Constitutive expression of the Bcr-Abl kinase in Chronic Myelogenous Leukaemia (CML) is known to produce elevated levels of Reactive Oxygen Species (ROS) which can enhance cell survival as well as generate genomic instability. Our laboratory has previously demonstrated that NADPH oxidase (Nox) activity contributes to intracellular-ROS levels in Bcr-Abl-positive cells, while inducing increased pro-survival signalling through the PI3K/Akt pathway.
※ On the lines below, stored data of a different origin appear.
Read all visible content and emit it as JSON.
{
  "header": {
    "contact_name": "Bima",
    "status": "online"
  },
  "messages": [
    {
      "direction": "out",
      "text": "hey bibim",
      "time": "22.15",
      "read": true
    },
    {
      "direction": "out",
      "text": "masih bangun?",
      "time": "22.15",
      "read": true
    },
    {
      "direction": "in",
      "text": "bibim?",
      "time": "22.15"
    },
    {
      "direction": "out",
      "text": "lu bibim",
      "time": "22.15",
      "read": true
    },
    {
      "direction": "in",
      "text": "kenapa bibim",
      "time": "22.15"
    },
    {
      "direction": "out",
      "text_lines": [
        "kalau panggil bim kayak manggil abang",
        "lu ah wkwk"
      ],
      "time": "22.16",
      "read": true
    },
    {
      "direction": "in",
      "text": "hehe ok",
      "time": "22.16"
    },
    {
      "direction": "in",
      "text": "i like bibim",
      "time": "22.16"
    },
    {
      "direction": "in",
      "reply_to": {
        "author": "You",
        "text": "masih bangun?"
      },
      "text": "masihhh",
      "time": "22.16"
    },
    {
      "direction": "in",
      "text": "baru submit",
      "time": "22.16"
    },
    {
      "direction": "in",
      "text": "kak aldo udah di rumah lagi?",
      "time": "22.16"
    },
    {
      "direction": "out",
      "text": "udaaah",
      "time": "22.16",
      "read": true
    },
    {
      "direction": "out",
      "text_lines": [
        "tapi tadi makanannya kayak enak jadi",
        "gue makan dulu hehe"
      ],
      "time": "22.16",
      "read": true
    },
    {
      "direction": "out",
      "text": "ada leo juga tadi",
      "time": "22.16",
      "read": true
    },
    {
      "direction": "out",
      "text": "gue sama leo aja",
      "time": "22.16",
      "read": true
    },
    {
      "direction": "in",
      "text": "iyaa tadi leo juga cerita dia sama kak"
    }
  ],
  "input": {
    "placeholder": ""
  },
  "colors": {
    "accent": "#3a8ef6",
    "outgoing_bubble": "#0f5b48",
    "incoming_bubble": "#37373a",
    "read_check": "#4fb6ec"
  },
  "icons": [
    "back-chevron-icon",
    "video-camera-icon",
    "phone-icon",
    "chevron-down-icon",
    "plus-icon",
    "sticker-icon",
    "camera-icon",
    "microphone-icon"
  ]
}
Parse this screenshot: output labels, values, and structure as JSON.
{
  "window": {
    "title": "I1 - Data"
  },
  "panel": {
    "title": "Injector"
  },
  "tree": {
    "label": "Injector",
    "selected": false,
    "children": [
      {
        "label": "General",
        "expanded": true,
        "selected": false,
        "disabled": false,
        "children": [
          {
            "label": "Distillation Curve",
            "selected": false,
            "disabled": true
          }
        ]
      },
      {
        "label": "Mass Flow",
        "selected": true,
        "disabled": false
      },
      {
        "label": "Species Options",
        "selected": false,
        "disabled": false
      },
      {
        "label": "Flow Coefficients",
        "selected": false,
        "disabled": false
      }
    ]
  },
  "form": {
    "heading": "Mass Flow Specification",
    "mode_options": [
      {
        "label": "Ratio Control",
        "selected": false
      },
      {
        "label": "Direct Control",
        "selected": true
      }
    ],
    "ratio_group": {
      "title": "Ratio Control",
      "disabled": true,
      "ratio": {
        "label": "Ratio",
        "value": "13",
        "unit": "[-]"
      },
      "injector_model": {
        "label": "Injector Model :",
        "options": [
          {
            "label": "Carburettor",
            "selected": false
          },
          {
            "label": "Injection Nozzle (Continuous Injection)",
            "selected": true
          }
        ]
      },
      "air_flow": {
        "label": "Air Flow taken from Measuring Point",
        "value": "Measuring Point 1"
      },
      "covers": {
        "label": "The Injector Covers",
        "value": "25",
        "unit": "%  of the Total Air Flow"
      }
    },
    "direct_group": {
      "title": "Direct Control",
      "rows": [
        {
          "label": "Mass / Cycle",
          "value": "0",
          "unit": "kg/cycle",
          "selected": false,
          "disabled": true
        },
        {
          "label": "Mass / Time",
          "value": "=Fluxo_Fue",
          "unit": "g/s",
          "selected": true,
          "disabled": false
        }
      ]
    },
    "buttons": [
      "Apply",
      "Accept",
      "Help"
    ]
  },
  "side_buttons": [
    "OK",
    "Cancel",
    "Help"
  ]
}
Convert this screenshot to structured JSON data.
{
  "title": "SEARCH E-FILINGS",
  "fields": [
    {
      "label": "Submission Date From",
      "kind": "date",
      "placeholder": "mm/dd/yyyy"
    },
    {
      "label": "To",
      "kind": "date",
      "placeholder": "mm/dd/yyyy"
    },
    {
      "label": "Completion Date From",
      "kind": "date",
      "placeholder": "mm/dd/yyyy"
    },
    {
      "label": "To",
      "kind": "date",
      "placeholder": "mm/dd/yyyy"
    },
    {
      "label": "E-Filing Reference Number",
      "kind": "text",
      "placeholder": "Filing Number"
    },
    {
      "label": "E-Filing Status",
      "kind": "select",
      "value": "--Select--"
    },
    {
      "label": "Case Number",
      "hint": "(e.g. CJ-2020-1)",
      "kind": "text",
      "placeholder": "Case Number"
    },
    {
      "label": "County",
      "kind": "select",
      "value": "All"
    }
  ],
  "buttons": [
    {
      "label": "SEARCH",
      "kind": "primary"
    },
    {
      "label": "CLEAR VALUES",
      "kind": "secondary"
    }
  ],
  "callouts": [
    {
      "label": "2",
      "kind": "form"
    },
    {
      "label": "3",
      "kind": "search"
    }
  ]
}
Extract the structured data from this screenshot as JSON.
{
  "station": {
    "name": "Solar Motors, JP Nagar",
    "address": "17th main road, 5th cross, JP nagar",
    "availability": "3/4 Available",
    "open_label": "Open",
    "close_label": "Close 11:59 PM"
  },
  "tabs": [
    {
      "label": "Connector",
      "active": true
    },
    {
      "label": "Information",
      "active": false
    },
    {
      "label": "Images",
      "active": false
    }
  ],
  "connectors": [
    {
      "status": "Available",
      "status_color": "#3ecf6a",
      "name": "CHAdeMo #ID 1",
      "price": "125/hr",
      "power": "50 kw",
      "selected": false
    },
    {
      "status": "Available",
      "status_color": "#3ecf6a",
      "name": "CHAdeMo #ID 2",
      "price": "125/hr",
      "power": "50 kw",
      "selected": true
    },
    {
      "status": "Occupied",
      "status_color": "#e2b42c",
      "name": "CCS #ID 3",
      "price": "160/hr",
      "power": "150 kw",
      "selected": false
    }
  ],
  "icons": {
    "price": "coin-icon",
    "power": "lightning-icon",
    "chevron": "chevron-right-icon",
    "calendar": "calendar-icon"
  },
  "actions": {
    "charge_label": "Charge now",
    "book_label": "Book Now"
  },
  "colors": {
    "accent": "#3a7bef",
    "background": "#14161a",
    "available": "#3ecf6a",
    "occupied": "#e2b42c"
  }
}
How Bcr-Abl signalling regulates Nox activity still remains to be elucidated. In this study, using the K562 CML cell line we showed that inhibition of Bcr-Abl signalling, by either Imatinib or Nilotinib, led to a significant reduction in ROS levels which was concurrent with the GSK-3β dependent, post-translational down-regulation of the small membrane-bound protein p22phox, an essential component of the Nox complex. Furthermore, siRNA knockdown of p22phox in these cells established its importance in ROS production and proliferation. Taken together we believe our results provide a possible link between Bcr-Abl signalling and ROS production through Nox activity and demonstrate a novel mechanism of action associated with Imatinib and Nilotinib treatment in CML.